Britta Tietjen: Hallo Frau Fischer, ich freu mich auch, hier zu sein.
Fischer: Können Sie sich denn ohne schlechtes Gewissen eigentlich eine Badewanne volllaufen lassen und dann in diesen ja so 150 Litern mindestens entspannen?
Tietjen: Das ist eine gute Frage. Ja, ich tue es ab und zu und genieße das dann auch sehr, aber tatsächlich, ich versuche oder das ist ein Punkt, wo ich mich auch jetzt über die Jahre deutlich mehr zurückhalte und sehe, was passiert eigentlich oder was macht das eigentlich, wenn wir konsumieren, das was da ist, das was jetzt auch erst mal fühlbar unbegrenzt da ist, was hat das dann für Auswirkungen für die Umwelt. Und das führt dazu, dass ich tatsächlich ein bisschen schlechtes Gewissen habe, wenn ich in die Badewanne gehe.

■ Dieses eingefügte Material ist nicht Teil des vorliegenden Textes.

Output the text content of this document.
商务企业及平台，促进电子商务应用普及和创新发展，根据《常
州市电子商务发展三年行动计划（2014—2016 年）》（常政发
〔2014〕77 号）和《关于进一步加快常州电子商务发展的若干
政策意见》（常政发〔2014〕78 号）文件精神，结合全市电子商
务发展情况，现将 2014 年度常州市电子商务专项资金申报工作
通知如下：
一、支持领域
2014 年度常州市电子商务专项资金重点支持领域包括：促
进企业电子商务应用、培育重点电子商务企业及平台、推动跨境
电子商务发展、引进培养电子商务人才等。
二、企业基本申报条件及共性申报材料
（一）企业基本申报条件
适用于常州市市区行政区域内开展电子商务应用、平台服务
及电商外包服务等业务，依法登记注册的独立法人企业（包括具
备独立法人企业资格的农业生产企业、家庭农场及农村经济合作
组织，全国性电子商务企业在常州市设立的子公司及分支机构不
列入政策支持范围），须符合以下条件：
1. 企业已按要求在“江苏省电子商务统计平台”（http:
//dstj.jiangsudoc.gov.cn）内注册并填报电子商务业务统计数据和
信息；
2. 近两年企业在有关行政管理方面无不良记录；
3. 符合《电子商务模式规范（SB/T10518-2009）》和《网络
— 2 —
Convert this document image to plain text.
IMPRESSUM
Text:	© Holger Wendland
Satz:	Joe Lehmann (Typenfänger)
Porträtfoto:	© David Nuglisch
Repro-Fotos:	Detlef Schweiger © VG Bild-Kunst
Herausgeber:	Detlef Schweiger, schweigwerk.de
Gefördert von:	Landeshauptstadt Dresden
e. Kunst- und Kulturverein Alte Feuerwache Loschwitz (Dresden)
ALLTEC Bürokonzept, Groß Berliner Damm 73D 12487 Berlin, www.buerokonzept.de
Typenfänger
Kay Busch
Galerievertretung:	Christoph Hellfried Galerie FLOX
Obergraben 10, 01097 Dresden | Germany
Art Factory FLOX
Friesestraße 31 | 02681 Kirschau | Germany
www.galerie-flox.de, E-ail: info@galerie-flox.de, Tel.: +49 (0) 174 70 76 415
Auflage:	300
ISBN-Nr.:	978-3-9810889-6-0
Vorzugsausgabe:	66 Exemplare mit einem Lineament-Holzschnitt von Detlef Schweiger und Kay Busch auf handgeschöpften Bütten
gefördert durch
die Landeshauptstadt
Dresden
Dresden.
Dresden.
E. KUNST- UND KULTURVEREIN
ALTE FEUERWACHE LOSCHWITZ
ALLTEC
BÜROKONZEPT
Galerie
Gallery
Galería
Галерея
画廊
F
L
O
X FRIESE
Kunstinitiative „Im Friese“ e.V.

Fischer: Wir wollen natürlich noch über die langfristigen Auswirkungen von Wasserknappheit auf uns alle im Privaten auch reden, aber vielleicht erst mal zum Heute, zum Hier und Jetzt. Wie macht sich denn der Wassermangel bislang schon bemerkbar in unserer Region?
Tietjen: Also da würde ich von zwei Dingen sprechen: Wir haben einerseits ja diese starken Dürrejahre alle gespürt in den letzten Jahren. Wenn wir uns umgucken, dann sehen wir plötzlich, da sind Birken gestorben, die einfach jahrelang auch wirklich gut gewachsen sind und die aber diese zwei wirklich trockenen Sommer einfach nicht überlebt haben. Und wir sehen aber auch, dass der Wasserspiegel von Seen zurückgeht. Also das ist auch für uns beim Baden spürbar, wenn man plötzlich sieht, dass da Steganlagen rausgucken, wo man einfach die Pfosten vorher nicht gesehen hat. Also ich denke, dass grad hier im Raum Berlin-Brandenburg wir ganz, ganz stark doch spüren, was die letzten Dürrejahre hier gemacht haben.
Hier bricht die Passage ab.